MINNEAPOLIS (WCCO) -- A new program for out-of-work and struggling men is teaching them to build homes, and build a better future for themselves.

For the past five months, six students have learned the math and hands-on skills it takes to construct a home.

As part of their course, they helped rehab a foreclosed house in North Minneapolis.

"These people in this community are on some type of county program. We don't want welfare. We believe the best social service program in the world is a job, but you have to have skills to get a job and you have to have a network to connect you to it," said Louis King, President and CEO of Summit Academy OIC.

Summit Academy and Hennepin County partnered to create the program with the help of local, state, and federal tax dollars.

It's designed for African-American men who've had trouble finding jobs, or trouble with gangs or drugs.

"It takes so much energy to be a thug.

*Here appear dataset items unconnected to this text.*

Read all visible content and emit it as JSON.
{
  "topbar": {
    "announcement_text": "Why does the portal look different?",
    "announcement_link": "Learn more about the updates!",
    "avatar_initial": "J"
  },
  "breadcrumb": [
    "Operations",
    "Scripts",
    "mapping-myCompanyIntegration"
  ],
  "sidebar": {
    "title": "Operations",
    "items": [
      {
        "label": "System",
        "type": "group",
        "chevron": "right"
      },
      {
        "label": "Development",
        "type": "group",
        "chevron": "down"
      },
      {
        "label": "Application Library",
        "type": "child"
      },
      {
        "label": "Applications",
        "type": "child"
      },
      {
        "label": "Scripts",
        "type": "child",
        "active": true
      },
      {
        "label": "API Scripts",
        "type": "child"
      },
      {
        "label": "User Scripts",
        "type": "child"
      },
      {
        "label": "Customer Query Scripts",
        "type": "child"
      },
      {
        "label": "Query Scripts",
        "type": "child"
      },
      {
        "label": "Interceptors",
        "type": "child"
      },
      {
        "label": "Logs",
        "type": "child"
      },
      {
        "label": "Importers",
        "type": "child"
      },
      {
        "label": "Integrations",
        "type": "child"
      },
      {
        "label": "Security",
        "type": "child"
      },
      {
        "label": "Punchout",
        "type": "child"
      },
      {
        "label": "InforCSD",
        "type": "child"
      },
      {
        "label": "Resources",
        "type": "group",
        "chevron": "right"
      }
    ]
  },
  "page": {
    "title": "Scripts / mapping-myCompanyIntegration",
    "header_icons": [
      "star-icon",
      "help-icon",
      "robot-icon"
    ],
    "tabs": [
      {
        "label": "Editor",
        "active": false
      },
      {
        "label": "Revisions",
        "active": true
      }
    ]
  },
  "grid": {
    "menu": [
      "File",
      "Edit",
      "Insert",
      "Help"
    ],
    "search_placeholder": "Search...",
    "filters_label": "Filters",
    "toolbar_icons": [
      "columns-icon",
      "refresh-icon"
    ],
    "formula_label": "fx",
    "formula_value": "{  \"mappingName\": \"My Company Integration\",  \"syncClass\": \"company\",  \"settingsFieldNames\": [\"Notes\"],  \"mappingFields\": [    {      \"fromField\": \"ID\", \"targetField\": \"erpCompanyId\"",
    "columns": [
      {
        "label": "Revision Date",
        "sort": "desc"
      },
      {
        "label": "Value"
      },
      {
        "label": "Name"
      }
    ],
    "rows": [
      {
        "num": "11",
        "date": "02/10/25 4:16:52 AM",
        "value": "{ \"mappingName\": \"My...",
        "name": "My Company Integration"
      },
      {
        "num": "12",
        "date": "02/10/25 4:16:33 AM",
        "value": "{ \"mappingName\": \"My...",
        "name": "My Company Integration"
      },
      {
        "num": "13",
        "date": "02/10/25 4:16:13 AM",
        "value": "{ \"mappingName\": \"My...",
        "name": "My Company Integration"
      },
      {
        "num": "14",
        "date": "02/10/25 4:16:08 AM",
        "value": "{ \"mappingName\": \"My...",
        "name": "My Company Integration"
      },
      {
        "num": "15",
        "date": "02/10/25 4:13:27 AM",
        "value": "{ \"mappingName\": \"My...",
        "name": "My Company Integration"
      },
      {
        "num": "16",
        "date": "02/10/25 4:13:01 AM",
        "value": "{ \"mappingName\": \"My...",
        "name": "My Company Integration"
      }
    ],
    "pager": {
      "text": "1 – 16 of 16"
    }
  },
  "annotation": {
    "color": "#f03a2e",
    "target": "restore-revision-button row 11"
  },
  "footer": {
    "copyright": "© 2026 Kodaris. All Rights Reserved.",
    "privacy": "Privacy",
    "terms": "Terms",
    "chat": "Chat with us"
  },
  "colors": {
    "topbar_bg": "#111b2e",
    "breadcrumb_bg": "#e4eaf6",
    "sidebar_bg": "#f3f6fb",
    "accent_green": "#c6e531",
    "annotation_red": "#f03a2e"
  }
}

It takes so much energy to be a gang banger. It takes so much energy to be something outside of you," said 42-year-old Willie Lloyd Jr., who knows that life well.

He recently got the job as the instructor for the program.

"I spent so many years helping to tear down a community and now to be able to build it up, one house at a time is very fulfilling," he said.

His father was a notorious gang leader in the Midwest who killed a state trooper and ended up being shot and paralyzed by other gang members.

"I thought I wanted to be like him," he said.

Lloyd was only 17 years old when he got into a fight with another gang and killed someone.

"I was incarcerated for 23 years from 1988 to 2011 for first degree murder," he said.

It took years for him to change his attitude and his heart.

It started with reading the dictionary and then books. He said he wanted to expand his vocabulary, and become a better speaker because he grew up with a stutter. He was reading 13 books a month in prison.

But the real shift happened when he lost his mother.

"What's the best way to honor my mother, by being the man she always thought I would be, that was when the light first came on," said Lloyd.

He said he took for granted he would see his mother again someday, but his mother's death lead him to a path of mentoring other prisoners, and creating a future for himself.

When he was released in the summer of 2011, Lloyd enrolled in Summit. He was so successful that he was appointed to be an instructor.

Now he's helping other men who have walked similar paths measure up to what they can be.

"How do you place a value on having your dignity restored, being able to take care of your family, being able to walk with your head up high," he said.

Lloyd recently got married and said his main focus right now is being a good husband and father to his two grown sons.